Si tratta di “balle”, aveva assicurato proprio Calenda, il più convinto della missione: “Dicevano la stessa cosa prima di questa legislatura, sono fesserie per militarizzare l’elettorato – aveva sostenuto a Sky TG24 Live – Non vedo altre soluzioni. La sinistra non è in grado di governare e la destra pure. Il bipopulismo non ha possibilità di governare, quindi l’unica soluzione è che la nostra area di centro abbia un buon risultato e costringa gli europeisti a staccarsi” dai loro schieramenti “per costruire una larga coalizione”. E Renzi? Ha corretto un po’ il tiro nel giro di qualche giorno. Venerdì aveva detto: “Nel 2023 ci sono le elezioni, voi dovete pretendere che chi vince le elezioni governi.
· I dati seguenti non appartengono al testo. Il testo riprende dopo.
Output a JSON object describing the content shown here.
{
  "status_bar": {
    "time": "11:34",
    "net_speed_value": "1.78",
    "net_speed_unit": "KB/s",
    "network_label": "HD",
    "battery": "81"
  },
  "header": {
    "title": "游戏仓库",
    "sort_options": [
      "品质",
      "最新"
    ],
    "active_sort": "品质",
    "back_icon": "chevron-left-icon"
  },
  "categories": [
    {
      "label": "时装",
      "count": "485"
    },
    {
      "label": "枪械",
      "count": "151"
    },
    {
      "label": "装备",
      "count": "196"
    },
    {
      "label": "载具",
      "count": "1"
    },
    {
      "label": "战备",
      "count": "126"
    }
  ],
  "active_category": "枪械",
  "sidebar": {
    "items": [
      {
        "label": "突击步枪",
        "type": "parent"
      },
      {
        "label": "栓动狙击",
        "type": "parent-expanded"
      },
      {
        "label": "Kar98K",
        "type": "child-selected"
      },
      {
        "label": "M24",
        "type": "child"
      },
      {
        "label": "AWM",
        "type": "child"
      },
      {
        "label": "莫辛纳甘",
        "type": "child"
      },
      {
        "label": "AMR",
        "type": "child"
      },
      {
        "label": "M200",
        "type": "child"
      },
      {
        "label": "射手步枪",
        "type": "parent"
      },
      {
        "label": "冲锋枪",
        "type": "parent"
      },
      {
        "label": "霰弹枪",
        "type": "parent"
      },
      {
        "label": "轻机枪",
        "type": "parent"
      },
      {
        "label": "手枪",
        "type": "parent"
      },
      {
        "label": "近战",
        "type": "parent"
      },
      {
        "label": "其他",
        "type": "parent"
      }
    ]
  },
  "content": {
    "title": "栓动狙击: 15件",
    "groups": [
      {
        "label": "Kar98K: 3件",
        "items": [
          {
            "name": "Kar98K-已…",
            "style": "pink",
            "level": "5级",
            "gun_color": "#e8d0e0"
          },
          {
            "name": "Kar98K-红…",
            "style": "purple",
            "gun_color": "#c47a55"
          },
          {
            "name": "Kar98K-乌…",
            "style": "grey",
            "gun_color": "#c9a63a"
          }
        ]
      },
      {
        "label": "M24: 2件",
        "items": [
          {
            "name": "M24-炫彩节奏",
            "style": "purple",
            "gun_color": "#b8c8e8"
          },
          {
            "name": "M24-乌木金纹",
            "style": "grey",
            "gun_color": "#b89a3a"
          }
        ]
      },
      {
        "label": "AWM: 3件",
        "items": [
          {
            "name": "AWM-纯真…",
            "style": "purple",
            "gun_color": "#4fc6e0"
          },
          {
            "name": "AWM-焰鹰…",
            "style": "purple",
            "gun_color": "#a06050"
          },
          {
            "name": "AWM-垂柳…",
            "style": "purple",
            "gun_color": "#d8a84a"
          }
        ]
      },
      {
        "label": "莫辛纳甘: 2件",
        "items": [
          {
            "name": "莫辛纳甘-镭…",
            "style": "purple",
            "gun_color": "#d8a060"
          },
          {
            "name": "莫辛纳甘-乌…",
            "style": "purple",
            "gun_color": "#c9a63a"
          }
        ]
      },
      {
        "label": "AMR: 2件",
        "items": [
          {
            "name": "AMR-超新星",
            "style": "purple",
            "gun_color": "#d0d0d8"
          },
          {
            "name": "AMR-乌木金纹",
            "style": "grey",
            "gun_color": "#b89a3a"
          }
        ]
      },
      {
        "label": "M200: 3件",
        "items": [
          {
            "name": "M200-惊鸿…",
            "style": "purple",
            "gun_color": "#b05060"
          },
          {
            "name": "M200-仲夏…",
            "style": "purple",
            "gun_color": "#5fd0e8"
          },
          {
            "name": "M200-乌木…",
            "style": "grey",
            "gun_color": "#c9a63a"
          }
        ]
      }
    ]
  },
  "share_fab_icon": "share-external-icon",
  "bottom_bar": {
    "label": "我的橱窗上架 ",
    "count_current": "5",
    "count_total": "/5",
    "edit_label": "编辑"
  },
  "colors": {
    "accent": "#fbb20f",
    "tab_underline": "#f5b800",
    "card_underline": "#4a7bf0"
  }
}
In Italia non è così: chi vince le elezioni non si sa, perché subito dopo si apre il dibattito”. Sabato, il discorso si è fatto diverso: quella di una Draghi che succede a Draghi, ha risposto in un’intervista al Giornale di Vicenza, “non è un’ipotesi da escludere, ma manca un anno e parlarne ora è tempo perso: le evoluzioni della politica sono troppo rapide. Ora concentriamoci sulle cose da fare, poi da ottobre-novembre inizieremo ad entrare nel vivo e vedremo chi avrà più filo da tessere”.

Quindi l’apertura ancora più esplicita al Corriere della Sera, almeno per quel rimette insieme l’area riformista, coincidente con i “draghetti” evocati già a novembre dal coordinatore di Iv Rosato. Il baillame di dichiarazioni e posizionamenti avviene nel silenzio perfetto del diretto interessato, il presidente del Consiglio, che peraltro prima di arrivare al 2023 ha ben altri problemi da risolvere, in primis il Pnrr, e in ogni caso aveva già seppellito ogni ipotesi a febbraio: “Se escludo che nel 2023 io possa essere federatore di una coalizione di centro? Lo escludo – aveva detto – Ho visto che tanti politici mi candidano a tanti posti in giro per il mondo mostrando una sollecitudine straordinaria, ma vorrei rassicurarli che se decidessi per caso di lavorare dopo quest’esperienza un lavoro lo trovo da solo…”. Nella ricerca di una ricomposizione del centro, il primo a sfilarsi dalle risse è stato già da tempo il candidato numero uno a essere il federatore.